Il paragrafo conclusivo del libro, dedicato a coscienza individuale e collettiva,si apre con una affermazione di fiducia verso il futuro…«è rilevante che la coscienza transpersonale promossa dall’archetipo giovanile in questo passaggio d’epoca preceda in parallelo con una vigorosa affermazione della coscienza individuale». Come esempio tra i più significativi l’Autore indica l’esperienza femminista, vista come un percorso trasmutativo esemplare, di valore non soltanto femminile, se pur cita autori come Magda Di Renzo e Robert Mercurio che in questo modello rilevano complessità e tortuosità psicodinamiche.
Il testo termina con le parole di Jung per cui l’archetipo giovanile «rappresenta l’impulso più forte e irresistibile di ogni essere: l’impulso dell’autorealizzazione».

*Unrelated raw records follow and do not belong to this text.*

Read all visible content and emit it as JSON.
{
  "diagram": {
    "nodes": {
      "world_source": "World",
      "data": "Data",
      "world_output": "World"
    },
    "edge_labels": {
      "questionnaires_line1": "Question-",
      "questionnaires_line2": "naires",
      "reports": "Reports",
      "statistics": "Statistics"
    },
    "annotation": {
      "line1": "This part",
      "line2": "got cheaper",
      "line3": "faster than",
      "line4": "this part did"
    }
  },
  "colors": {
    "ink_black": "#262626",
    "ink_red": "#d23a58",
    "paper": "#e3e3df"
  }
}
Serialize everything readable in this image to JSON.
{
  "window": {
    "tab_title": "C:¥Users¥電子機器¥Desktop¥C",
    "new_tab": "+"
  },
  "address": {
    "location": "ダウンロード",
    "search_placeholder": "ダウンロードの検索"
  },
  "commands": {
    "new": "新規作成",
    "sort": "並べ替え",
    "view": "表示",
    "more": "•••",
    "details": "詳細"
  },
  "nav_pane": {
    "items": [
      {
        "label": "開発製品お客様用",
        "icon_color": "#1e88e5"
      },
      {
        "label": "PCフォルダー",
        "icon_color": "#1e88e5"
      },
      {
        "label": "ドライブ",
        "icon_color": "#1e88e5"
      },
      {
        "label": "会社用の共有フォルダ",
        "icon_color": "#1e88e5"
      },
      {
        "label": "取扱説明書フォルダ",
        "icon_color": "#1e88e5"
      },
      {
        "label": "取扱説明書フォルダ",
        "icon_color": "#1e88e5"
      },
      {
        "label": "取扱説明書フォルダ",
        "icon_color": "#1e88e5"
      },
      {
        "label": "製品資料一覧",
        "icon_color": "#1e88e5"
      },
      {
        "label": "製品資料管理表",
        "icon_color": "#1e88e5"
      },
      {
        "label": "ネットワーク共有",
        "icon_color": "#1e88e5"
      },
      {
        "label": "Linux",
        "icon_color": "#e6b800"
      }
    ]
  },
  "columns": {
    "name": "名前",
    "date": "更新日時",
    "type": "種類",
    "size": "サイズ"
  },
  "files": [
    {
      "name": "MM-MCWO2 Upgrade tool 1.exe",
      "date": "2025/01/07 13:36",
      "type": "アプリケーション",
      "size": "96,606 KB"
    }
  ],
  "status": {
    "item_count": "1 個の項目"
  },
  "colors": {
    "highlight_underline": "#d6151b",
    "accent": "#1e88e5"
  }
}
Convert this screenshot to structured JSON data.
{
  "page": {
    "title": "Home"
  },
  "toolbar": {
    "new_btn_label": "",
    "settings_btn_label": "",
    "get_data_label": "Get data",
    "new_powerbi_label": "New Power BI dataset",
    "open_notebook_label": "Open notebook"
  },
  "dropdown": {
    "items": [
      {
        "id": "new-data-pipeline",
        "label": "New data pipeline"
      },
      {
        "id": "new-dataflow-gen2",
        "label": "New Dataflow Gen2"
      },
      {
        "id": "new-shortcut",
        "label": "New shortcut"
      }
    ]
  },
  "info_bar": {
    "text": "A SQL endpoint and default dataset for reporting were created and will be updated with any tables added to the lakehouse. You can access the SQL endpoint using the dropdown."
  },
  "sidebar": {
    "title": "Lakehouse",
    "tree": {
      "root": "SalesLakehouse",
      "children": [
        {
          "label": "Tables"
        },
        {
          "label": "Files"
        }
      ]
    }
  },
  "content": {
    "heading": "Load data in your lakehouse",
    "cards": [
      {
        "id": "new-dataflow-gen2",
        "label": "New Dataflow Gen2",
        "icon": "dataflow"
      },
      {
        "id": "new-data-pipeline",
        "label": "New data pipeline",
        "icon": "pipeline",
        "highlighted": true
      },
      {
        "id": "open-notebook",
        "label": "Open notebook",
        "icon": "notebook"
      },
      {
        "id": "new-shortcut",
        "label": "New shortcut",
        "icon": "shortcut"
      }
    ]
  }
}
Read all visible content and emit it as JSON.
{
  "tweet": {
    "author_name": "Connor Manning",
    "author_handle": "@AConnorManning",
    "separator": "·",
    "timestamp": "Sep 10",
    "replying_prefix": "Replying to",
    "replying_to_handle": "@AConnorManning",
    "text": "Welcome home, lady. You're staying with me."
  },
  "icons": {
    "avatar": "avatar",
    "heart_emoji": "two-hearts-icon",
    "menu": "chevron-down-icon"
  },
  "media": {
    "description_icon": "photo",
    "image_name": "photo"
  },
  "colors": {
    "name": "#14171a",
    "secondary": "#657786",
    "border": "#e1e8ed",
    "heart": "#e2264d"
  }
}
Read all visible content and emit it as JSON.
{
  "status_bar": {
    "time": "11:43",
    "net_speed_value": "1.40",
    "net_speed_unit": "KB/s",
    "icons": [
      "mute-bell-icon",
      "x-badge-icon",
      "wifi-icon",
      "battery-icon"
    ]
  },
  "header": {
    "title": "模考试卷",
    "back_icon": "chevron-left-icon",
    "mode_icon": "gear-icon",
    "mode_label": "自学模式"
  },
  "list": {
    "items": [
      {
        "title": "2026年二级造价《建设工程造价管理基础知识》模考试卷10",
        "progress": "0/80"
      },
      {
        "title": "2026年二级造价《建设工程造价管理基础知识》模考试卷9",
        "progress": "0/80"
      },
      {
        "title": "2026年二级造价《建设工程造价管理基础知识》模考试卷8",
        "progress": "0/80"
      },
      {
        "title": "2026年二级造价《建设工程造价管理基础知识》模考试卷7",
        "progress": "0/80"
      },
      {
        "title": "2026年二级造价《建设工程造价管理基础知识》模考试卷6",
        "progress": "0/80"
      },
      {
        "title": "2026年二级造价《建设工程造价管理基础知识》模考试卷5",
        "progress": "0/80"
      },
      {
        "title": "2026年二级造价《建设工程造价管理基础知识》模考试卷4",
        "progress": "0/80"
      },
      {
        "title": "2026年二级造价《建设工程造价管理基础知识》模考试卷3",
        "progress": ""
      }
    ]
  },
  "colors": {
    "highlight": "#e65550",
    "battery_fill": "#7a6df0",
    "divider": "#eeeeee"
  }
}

Ma, come ogni archetipo, proprio questo impulso, se ciecamente perseguito, può essere catastrofico per l’individuo e per la comunità. Il fulcro della psicologia di Jung, il processo di in-dividuazione è soprattutto una gnosi, un percorso verso la conoscenza profonda di se stessi, e la liberazione dal dominio cieco di un unico archetipo. Si tratta di una sorta di iniziazione spirituale per raggiungere, attraverso una profonda metanoia, il fine, compimento,telosdella vita, il superamento dei confini della propria individualità, e muovere verso la completezza del Sé.